At what age should you really (!) start a screening colonoscopy? 45 or 50? The American Cancer Society (ACS) recently released an updated guideline that colorectal cancer (CRC) screening begin at age 45 for patients at average risk.
Researchers have demonstrated a favorable benefit-to-burden balance of screening beginning at age 45. The new guideline differs from the latest recommendation by the U.S. Preventive Services Task Force released June 2016.
ACS has acknowledged that this recommendation is considered a “qualified recommendation” in that this conclusion relies on the use of modeling without evidence from clinical trials. Most published studies clinical studies regarding screening for colorectal cancer are in those 50 and older.

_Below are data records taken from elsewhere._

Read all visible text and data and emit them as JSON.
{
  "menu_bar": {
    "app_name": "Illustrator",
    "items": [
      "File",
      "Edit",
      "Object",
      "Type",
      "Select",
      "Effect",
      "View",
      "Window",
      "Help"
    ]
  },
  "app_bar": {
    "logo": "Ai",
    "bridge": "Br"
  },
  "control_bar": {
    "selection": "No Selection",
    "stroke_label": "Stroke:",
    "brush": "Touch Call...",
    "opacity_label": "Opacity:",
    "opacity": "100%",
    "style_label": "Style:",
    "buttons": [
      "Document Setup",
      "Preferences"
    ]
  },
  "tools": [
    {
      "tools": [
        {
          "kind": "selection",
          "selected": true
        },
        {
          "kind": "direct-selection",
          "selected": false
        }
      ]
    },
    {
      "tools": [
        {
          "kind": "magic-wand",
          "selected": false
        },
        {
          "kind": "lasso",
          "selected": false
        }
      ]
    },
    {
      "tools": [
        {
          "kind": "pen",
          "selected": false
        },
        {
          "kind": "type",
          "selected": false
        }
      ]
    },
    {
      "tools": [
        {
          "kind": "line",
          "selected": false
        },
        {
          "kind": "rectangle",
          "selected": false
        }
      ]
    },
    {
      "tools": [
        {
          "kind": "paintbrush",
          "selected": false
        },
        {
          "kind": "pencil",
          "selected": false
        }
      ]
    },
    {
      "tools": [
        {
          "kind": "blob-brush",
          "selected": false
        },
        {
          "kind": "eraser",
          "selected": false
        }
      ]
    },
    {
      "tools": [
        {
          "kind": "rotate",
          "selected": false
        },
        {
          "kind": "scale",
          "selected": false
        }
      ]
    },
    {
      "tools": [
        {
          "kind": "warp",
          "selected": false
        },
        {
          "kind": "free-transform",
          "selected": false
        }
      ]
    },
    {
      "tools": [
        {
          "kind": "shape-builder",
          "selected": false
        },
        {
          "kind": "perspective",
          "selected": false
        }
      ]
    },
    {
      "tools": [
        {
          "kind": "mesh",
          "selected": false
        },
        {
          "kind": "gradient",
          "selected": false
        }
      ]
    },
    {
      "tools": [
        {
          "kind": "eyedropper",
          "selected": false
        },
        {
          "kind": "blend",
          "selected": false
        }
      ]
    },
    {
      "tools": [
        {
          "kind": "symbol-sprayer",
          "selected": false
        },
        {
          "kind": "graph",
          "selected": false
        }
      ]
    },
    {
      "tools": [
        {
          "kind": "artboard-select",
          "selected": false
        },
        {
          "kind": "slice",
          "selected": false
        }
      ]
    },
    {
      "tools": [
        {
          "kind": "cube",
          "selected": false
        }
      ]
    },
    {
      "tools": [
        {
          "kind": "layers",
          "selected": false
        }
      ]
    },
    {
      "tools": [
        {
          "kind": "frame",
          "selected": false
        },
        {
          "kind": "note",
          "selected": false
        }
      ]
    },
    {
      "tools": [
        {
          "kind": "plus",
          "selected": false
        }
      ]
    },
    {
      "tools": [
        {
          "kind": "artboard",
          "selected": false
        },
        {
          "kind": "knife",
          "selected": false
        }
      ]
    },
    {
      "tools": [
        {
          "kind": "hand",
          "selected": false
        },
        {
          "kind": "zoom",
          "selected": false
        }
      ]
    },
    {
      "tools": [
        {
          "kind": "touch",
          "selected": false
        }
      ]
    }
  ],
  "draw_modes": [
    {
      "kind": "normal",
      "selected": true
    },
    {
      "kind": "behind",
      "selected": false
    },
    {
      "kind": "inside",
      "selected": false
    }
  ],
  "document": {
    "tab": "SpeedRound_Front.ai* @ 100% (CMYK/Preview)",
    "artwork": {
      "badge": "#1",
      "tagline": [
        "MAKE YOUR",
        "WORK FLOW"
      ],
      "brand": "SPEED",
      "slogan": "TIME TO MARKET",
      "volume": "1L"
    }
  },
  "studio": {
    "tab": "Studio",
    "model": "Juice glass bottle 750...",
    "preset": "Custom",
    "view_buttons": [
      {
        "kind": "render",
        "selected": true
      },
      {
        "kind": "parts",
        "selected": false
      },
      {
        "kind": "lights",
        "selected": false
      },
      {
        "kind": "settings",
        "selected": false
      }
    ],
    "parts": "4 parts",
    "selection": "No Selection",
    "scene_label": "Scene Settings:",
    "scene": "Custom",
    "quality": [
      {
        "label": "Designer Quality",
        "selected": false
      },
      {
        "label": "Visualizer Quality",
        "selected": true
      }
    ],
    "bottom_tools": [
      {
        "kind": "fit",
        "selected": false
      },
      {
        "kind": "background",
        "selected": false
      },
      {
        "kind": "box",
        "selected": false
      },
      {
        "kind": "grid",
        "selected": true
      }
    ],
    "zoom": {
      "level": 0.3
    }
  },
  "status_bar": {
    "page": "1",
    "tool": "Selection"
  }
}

Did you know that there has been a steady decline of colorectal cancer during the past twenty years in patients 55 and older due to screening that results in removal of polyps. Conversely, there has been a 51% INCREASE in colorectal cancer in those younger than 50. It is thought that this increase in colorectal cancer is that screening begins at 50.
What is the harm of starting screening at age 45? It may be that the number of lifetime colonoscopies will increase and with every procedure there are potential harms.
When the screening age for colonoscopies was first decided to be at age 50, the rate of colorectal cancer was the same as it is now for 45 year olds. It is suggested that recommendations are constantly revisited.
If you are considering your first colonoscopy before age 50, confirm with your individual insurer that this will be a covered benefit.